On le sait, l’éducation fait partie des leviers essentiels d’une sensibilisation à la sécurité informatique. L’ANSSI a publié son nouvel observatoire des métiers, dans lequel elle s’est notamment penchée sur les raisons qui poussaient les étudiants et professionnels à se diriger vers la cybersécurité.

L’ANSSI, avec cette étude, dit s’intéresser « aux leviers pour attirer au mieux les jeunes et le grand public vers les métiers de la cybersécurité ». L’enquête a été réalisée en partenariat avec la DGEFP (Délégation générale à l’emploi et à la formation professionnelle) du ministère du Travail et l’Afpa (Agence nationale pour la formation professionnelle des adultes).

Le questionnaire a été remis essentiellement aux écoles d’ingénieurs, universités et organismes de formation. Les réponses sont donc venues pour la plupart de l’enseignement supérieur. Cette surreprésentation ne surprend pas l’ANSSI, d’une part par la distribution de l’enquête, et d’autre part parce que « ce niveau de formation correspond bien aux cibles de recrutement du secteur de la cybersécurité ».

Plus de 3 500 réponses, une grande majorité d’hommes

La statistique n’étonne pas, mais reste un problème : la population dans ces formations reste essentiellement masculine.
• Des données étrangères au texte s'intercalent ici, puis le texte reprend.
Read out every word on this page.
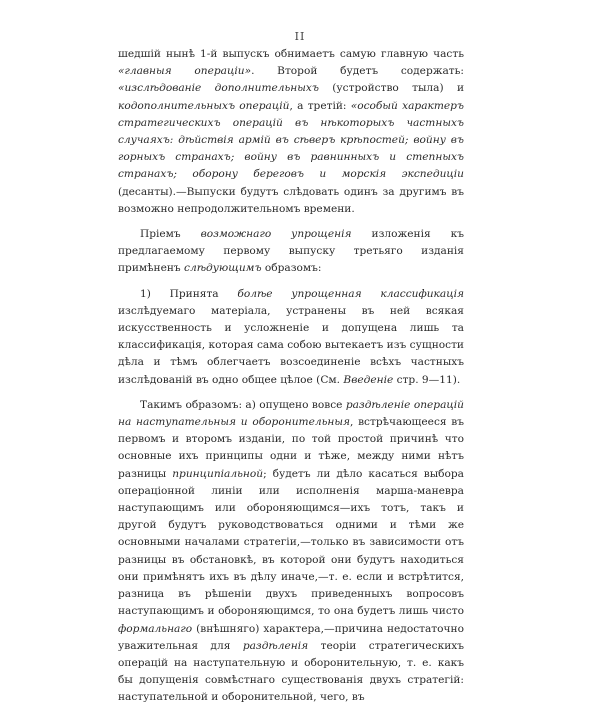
II

шедшій нынѣ 1-й выпускъ обнимаетъ самую главную часть «главныя операціи». Второй будетъ содержать: «изслѣдованіе дополнительныхъ (устройство тыла) и кодополнительныхъ операцій, а третій: «особый характеръ стратегическихъ операцій въ нѣкоторыхъ частныхъ случаяхъ: дѣйствія армій въ сѣверъ крѣпостей; войну въ горныхъ странахъ; войну въ равнинныхъ и степныхъ странахъ; оборону береговъ и морскія экспедиціи (десанты).—Выпуски будутъ слѣдовать одинъ за другимъ въ возможно непродолжительномъ времени.

Пріемъ возможнаго упрощенія изложенія къ предлагаемому первому выпуску третьяго изданія примѣненъ слѣдующимъ образомъ:

1) Принята болѣе упрощенная классификація изслѣдуемаго матеріала, устранены въ ней всякая искусственность и усложненіе и допущена лишь та классификація, которая сама собою вытекаетъ изъ сущности дѣла и тѣмъ облегчаетъ возсоединеніе всѣхъ частныхъ изслѣдованій въ одно общее цѣлое (См. Введеніе стр. 9—11).

Такимъ образомъ: а) опущено вовсе раздѣленіе операцій на наступательныя и оборонительныя, встрѣчающееся въ первомъ и второмъ изданіи, по той простой причинѣ что основные ихъ принципы одни и тѣже, между ними нѣтъ разницы принципіальной; будетъ ли дѣло касаться выбора операціонной линіи или исполненія марша-маневра наступающимъ или обороняющимся—ихъ тотъ, такъ и другой будутъ руководствоваться одними и тѣми же основными началами стратегіи,—только въ зависимости отъ разницы въ обстановкѣ, въ которой они будутъ находиться они примѣнятъ ихъ въ дѣлу иначе,—т. е. если и встрѣтится, разница въ рѣшеніи двухъ приведенныхъ вопросовъ наступающимъ и обороняющимся, то она будетъ лишь чисто формальнаго (внѣшняго) характера,—причина недостаточно уважительная для раздѣленія теоріи стратегическихъ операцій на наступательную и оборонительную, т. е. какъ бы допущенія совмѣстнаго существованія двухъ стратегій: наступательной и оборонительной, чего, въ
On ne compte ainsi, selon l’ANSSI, que 14 % de femmes dans les cursus en cybersécurité, 18 % dans les cursus informatiques, et 44 % dans d’autres cursus, parmi les personnes ayant répondu.

Une grande majorité des répondants ont entre 20 et 25 ans (entre 63 et 81 % selon les cursus) et sont étudiants (entre 86 et 93 %). Plus de la moitié sont en formation d’ingénieur (54 à 68 %). À noter que dans les cursus en cybersécurité, 42 % des répondants suivent une formation en alternance, le double des cursus informatiques. Signalons également la petite part des demandeurs d’emploi : 2 % en cursus cybersécurité, 7 % en cursus informatique et 1 % dans les autres cursus.

Un point qui intéresse particulièrement l’ANSSI : les répondants estiment-ils connaître le secteur de la cybersécurité ? Toutes disciplines confondues, 62 % d’entre eux le pensent. Ce n’est qu’une moyenne, car 90 % des actifs en cursus cybersécurité estiment le connaître, dont 12 % « parfaitement ». Dans les autres cursus, le chiffre tombe à 37 %. De quelle manière le connaissent-ils ? Dans les cursus cybersécurité et informatique, respectivement 64 et 52 % ont été informés dans le cadre de leur formation.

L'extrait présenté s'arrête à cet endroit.